L'aggiornamento include sostanze perfluoroalchiliche (PFAS), microplastiche, alcaloidi pirrolizidinici, micotossine emergenti e residui di nuovi pesticidi. Per ciascuna categoria sono fornite indicazioni sui livelli di esposizione stimati, sulle matrici alimentari più interessate e sulle metodiche analitiche raccomandate per il controllo ufficiale e per l'autocontrollo aziendale.
Le valutazioni EFSA costituiscono la base scientifica per l'aggiornamento dei tenori massimi previsti dal Reg.

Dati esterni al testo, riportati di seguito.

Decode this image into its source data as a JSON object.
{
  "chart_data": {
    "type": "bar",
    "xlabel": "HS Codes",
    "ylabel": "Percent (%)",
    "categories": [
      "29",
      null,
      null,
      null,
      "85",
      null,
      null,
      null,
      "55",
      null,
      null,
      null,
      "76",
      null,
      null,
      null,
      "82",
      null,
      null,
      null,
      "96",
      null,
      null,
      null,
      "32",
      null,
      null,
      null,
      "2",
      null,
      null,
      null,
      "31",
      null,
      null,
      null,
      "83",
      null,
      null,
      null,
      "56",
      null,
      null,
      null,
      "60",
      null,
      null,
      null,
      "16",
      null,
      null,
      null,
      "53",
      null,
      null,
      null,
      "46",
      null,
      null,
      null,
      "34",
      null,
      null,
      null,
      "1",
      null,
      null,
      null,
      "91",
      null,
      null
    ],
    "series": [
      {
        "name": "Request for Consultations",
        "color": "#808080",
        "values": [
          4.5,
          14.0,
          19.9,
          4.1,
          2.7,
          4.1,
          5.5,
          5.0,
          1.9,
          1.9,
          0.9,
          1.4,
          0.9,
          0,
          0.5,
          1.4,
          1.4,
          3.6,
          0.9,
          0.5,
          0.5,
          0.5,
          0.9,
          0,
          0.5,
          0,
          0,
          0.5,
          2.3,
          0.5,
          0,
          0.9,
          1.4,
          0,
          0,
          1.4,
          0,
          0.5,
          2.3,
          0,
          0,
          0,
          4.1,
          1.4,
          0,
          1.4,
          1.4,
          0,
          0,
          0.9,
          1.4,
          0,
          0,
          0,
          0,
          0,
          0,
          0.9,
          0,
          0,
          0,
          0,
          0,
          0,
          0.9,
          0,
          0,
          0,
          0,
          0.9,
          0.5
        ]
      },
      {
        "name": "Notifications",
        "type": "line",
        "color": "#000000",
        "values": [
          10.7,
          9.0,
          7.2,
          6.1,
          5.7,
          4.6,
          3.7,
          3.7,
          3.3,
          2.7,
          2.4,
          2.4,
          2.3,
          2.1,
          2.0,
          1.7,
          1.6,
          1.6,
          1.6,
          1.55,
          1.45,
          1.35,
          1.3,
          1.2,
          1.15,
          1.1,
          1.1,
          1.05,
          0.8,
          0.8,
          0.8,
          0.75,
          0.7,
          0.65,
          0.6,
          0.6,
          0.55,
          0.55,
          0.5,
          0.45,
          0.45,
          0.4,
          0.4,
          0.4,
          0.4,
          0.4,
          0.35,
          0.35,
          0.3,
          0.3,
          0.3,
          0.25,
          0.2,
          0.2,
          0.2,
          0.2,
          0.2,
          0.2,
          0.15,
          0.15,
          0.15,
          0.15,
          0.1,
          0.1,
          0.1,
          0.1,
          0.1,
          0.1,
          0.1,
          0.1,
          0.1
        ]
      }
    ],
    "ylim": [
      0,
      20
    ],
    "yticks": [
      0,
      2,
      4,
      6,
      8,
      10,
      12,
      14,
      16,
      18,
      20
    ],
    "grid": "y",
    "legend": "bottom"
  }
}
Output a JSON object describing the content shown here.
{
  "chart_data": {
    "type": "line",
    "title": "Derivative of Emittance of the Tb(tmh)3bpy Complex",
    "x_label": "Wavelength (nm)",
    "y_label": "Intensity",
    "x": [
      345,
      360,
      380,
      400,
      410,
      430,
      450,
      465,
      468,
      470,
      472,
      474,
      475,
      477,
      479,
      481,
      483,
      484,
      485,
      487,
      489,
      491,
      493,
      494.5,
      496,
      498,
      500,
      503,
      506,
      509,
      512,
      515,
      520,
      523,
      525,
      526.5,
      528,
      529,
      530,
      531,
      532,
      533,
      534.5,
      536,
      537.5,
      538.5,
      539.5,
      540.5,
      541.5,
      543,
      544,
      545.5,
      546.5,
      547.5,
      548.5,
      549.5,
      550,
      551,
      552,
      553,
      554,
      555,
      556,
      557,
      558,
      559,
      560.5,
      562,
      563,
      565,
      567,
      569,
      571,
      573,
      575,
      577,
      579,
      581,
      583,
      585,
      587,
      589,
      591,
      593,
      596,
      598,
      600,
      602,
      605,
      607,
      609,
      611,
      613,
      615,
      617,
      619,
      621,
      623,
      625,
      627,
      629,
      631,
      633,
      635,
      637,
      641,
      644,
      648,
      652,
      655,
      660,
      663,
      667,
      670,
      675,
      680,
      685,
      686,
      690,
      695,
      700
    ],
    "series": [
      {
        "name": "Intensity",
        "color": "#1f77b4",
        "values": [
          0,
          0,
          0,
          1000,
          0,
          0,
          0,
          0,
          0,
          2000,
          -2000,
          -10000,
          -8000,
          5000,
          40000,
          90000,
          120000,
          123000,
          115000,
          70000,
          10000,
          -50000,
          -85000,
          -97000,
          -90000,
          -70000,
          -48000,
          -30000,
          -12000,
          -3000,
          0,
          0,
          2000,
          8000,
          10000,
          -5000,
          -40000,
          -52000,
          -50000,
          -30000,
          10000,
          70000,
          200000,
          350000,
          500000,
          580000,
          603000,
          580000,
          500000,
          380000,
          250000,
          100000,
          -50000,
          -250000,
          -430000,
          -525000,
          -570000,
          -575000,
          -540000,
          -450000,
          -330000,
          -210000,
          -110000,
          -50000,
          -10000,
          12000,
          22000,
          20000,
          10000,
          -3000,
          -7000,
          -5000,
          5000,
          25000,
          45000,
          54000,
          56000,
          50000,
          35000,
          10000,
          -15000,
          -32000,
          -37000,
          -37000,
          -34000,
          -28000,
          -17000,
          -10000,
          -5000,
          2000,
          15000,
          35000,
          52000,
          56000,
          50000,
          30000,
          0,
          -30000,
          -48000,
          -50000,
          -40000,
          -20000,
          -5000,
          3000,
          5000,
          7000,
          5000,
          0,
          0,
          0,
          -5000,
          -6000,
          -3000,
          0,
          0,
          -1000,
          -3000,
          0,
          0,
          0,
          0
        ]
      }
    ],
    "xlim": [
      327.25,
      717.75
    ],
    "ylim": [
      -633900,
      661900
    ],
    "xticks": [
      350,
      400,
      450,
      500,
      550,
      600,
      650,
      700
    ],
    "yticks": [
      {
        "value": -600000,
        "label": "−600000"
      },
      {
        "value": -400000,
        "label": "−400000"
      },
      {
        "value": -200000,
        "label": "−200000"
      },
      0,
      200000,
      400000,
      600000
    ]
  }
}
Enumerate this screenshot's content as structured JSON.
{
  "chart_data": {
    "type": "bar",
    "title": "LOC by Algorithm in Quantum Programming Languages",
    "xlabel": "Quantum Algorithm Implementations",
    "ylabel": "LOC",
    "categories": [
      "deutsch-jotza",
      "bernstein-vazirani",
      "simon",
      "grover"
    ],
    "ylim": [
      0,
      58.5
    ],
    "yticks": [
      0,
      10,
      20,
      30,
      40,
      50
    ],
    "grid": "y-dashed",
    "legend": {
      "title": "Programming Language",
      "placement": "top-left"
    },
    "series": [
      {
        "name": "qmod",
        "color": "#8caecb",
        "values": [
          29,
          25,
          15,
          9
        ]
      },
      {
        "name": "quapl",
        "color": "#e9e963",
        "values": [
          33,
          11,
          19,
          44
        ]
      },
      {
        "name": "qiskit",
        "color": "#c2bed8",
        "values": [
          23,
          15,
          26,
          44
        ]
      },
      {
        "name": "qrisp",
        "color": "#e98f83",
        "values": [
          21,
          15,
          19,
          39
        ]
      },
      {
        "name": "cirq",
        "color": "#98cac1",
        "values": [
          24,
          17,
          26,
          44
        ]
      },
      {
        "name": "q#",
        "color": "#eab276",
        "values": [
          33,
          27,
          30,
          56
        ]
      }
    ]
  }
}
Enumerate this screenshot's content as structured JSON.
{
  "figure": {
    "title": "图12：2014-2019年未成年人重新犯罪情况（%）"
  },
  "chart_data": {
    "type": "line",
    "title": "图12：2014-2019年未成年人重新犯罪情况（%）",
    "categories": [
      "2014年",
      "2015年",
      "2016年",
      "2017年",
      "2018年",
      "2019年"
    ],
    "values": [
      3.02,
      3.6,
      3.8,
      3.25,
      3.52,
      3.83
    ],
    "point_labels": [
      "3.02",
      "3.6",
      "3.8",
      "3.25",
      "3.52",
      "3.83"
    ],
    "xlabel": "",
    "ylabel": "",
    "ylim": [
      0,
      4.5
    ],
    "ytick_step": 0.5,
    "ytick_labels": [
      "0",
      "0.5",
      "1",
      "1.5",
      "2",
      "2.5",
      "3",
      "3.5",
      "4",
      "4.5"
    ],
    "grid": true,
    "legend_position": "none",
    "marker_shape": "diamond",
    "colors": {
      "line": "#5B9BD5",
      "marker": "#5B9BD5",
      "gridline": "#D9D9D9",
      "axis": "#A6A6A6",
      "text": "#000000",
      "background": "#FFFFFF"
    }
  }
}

UE 2023/915 (consolidamento dei limiti per i contaminanti negli alimenti) e per la programmazione dei piani nazionali di monitoraggio coordinati dal Ministero della Salute. Le imprese alimentari sono chiamate a integrare l'analisi dei contaminanti emergenti nella propria valutazione del rischio e nei piani di campionamento, in coerenza con i principi HACCP e con le indicazioni del Reg. CE 178/2002.
Particolare attenzione è dedicata alle filiere dell'acqua potabile, del latte e derivati, dei prodotti ittici, dei cereali e dei prodotti per l'infanzia, dove l'esposizione cumulativa a contaminanti emergenti rappresenta un tema di salute pubblica. Le associazioni di categoria sono invitate a promuovere iniziative di filiera coordinate con i laboratori accreditati, anche al fine di prevenire allerte sanitarie e ritiri di prodotto a valle.